Opinion: Judges presiding over criminal trials in England and Wales have all gone digital. The rest of the justice system will be a harder nut.
Of all arms of the public sector, HM Judiciary would seem the least likely to adopt digital working with enthusiasm.
Today’s senior judges served their legal apprenticeships - never mind their schooling - in the pre-web era, so working on screen is a big jump. Judges are also accustomed to being treated as a special case when it comes to administrative reforms: for a start, they cannot be made redundant.
Despite this, judges dealing with serious criminal cases in England and Wales have made one of the smoothest transitions from paper to digital ever seen in the public sector. Between April 2015 and April 2016 they dispensed with paper bundles of evidence in court proceedings and are now calling up documents on Wi-Fi connected laptops.
The 'e-judiciary' system rolled out by HM Courts and Tribunals Service, part of the Ministry of Justice (MoJ), includes the Crown Court Digital Case System (CCDCS). This gives all parties in a case identical views of the evidence documents, with the same page numbering, anywhere they have an internet connection.
Early scepticism
Lord Justice Fulford, who as senior presiding judge was in charge of persuading the his colleagues to go digital, describes the changeover as "extraordinary" after "strong early scepticism". The success of e-judiciary, he says, is a reason to be optimistic about the MoJ's £1 billion Transforming our Justice System programme, under which online processes will replace many court hearings across the civil and criminal justice system.
But Fulford’s optimism may be misplaced. While judges may have been a tough challenge as a user base, it was possible to implement the e-judiciary programme in a way which, experience shows, is most likely to avoid disaster. It involved:
- Tackling the right problem. This was a discrete and identifiable issue: the frustration of dealing with vast bundles of ill sorted paper evidence, which was widely recognised by senior users. Judges were ready to go through a certain amount of pain learning to use the system because they could immediately recognise the benefits. This message was reinforced by the involvement of users in a judicial engagement group.
- Implementing the right technology. Even the most technophobe judges will have friends and family members who routinely work on Wi-Fi connected laptops. With the CCDCS they’re expected to catch up with the rest of the world, not leapfrog it.
- Picking the right contractor. CCDCS is based on a commercial product, CaseLines, designed by a UK start-up, Netmaster Solutions and procured through G-Cloud. This meant a speedy procurement, with no re-inventing the wheel, and a contractor strongly motivated to make the project work.
Alas, not all these success factors will be replicable in the much more amorphous transforming justice programme. The problem here is not just scale but the involvement of many different types of stakeholders, from small businesses seeking civil redress to parents representing themselves in traumatic family proceedings.

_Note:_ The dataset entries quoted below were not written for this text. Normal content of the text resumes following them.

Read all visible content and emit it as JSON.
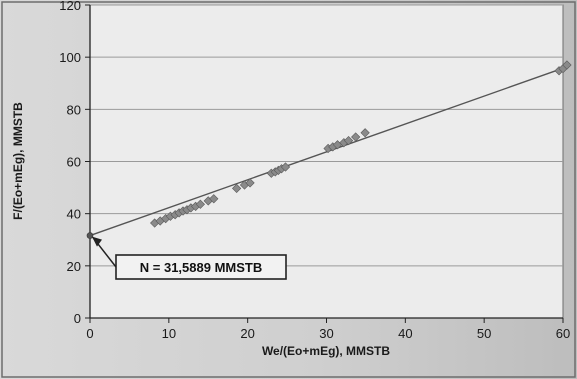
{
  "colors": {
    "plot_background": "#ececec",
    "gridline": "#9a9a9a",
    "fit_line": "#555555",
    "marker": "#8a8a8a",
    "frame": "#6d6d6d"
  },
  "chart_data": {
    "type": "scatter",
    "title": "",
    "xlabel": "We/(Eo+mEg), MMSTB",
    "ylabel": "F/(Eo+mEg), MMSTB",
    "xlim": [
      0,
      60
    ],
    "ylim": [
      0,
      120
    ],
    "x_ticks": [
      0,
      10,
      20,
      30,
      40,
      50,
      60
    ],
    "y_ticks": [
      0,
      20,
      40,
      60,
      80,
      100,
      120
    ],
    "grid": "horizontal",
    "marker": "diamond",
    "series": [
      {
        "points": [
          [
            8.2,
            36.4
          ],
          [
            8.9,
            37.2
          ],
          [
            9.6,
            38.1
          ],
          [
            10.2,
            39.0
          ],
          [
            10.8,
            39.6
          ],
          [
            11.3,
            40.3
          ],
          [
            11.8,
            41.0
          ],
          [
            12.3,
            41.5
          ],
          [
            12.8,
            42.2
          ],
          [
            13.4,
            42.8
          ],
          [
            14.0,
            43.6
          ],
          [
            15.0,
            44.9
          ],
          [
            15.7,
            45.7
          ],
          [
            18.6,
            49.7
          ],
          [
            19.6,
            51.0
          ],
          [
            20.3,
            51.8
          ],
          [
            23.0,
            55.5
          ],
          [
            23.5,
            56.0
          ],
          [
            23.9,
            56.6
          ],
          [
            24.3,
            57.2
          ],
          [
            24.8,
            57.9
          ],
          [
            30.2,
            65.0
          ],
          [
            30.8,
            65.6
          ],
          [
            31.4,
            66.4
          ],
          [
            32.2,
            67.2
          ],
          [
            32.8,
            68.0
          ],
          [
            33.7,
            69.4
          ],
          [
            34.9,
            71.0
          ],
          [
            59.5,
            94.8
          ],
          [
            60.0,
            95.6
          ],
          [
            60.5,
            97.0
          ]
        ]
      }
    ],
    "fit_line": {
      "x": [
        0,
        60.5
      ],
      "y": [
        31.6,
        96.3
      ]
    },
    "annotation": {
      "text": "N = 31,5889 MMSTB",
      "target": [
        0,
        31.6
      ]
    }
  }
}
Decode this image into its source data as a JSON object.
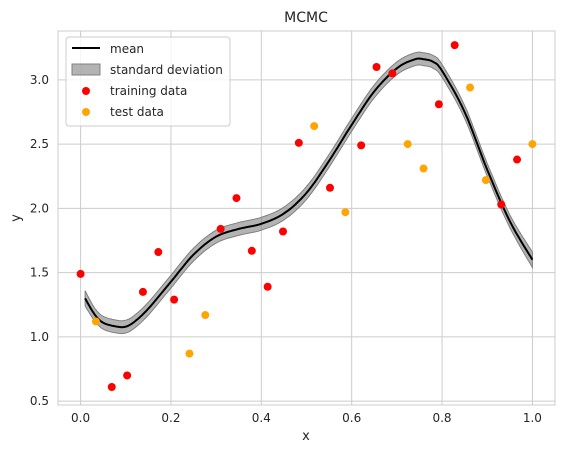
{
  "chart_data": {
    "type": "scatter",
    "title": "MCMC",
    "xlabel": "x",
    "ylabel": "y",
    "xlim": [
      -0.05,
      1.05
    ],
    "ylim": [
      0.47,
      3.38
    ],
    "xticks": [
      0.0,
      0.2,
      0.4,
      0.6,
      0.8,
      1.0
    ],
    "yticks": [
      0.5,
      1.0,
      1.5,
      2.0,
      2.5,
      3.0
    ],
    "grid": true,
    "legend_position": "top-left",
    "legend": [
      "mean",
      "standard deviation",
      "training data",
      "test data"
    ],
    "colors": {
      "mean": "#000000",
      "standard_deviation": "#808080",
      "training": "#ff0000",
      "test": "#ffa500"
    },
    "mean_curve": {
      "x": [
        0.01,
        0.03,
        0.05,
        0.08,
        0.1,
        0.12,
        0.15,
        0.2,
        0.25,
        0.3,
        0.35,
        0.4,
        0.45,
        0.5,
        0.55,
        0.6,
        0.65,
        0.7,
        0.74,
        0.76,
        0.78,
        0.8,
        0.85,
        0.9,
        0.95,
        1.0
      ],
      "y": [
        1.3,
        1.18,
        1.11,
        1.08,
        1.08,
        1.12,
        1.22,
        1.43,
        1.64,
        1.78,
        1.84,
        1.88,
        1.96,
        2.12,
        2.37,
        2.65,
        2.91,
        3.09,
        3.16,
        3.16,
        3.14,
        3.07,
        2.75,
        2.3,
        1.9,
        1.6
      ],
      "std": [
        0.06,
        0.05,
        0.05,
        0.05,
        0.05,
        0.05,
        0.05,
        0.05,
        0.05,
        0.05,
        0.05,
        0.05,
        0.05,
        0.05,
        0.05,
        0.05,
        0.05,
        0.05,
        0.05,
        0.05,
        0.05,
        0.05,
        0.05,
        0.05,
        0.05,
        0.06
      ]
    },
    "training_data": {
      "x": [
        0.0,
        0.069,
        0.103,
        0.138,
        0.172,
        0.207,
        0.31,
        0.345,
        0.379,
        0.414,
        0.448,
        0.483,
        0.552,
        0.621,
        0.655,
        0.69,
        0.793,
        0.828,
        0.931,
        0.966
      ],
      "y": [
        1.49,
        0.61,
        0.7,
        1.35,
        1.66,
        1.29,
        1.84,
        2.08,
        1.67,
        1.39,
        1.82,
        2.51,
        2.16,
        2.49,
        3.1,
        3.05,
        2.81,
        3.27,
        2.03,
        2.38
      ]
    },
    "test_data": {
      "x": [
        0.034,
        0.241,
        0.276,
        0.517,
        0.586,
        0.724,
        0.759,
        0.862,
        0.897,
        1.0
      ],
      "y": [
        1.12,
        0.87,
        1.17,
        2.64,
        1.97,
        2.5,
        2.31,
        2.94,
        2.22,
        2.5
      ]
    }
  }
}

Transformed court systems will need a public facing front end, serving the needs of open justice while, for example, protecting the identities of children and vulnerable witnesses.
Ridiculous and outmoded
The MoJ is currently digesting responses to a consultation on the programme. Many will be sceptical. The response of the Law Society, which represents solicitors, raises concerns about issues ranging from digital exclusion to identity theft to the risk that online courts will encourage more guilty pleas, and that innocent people will collect life-changing criminal records as a result.
Fulford has said he is confident that the wider justice system will belatedly make the switch to digital.
"Already, the paper processes of yesteryear feel quite ridiculous and outmoded," he said this month. "My hope is that over the next few years the response of the professions and all others who work in our courts will be the same."
But while a demonstrable success such as e-judiciary is a great confidence builder, the MoJ may find that some stakeholders are even more difficult than judges to bring into the digital age.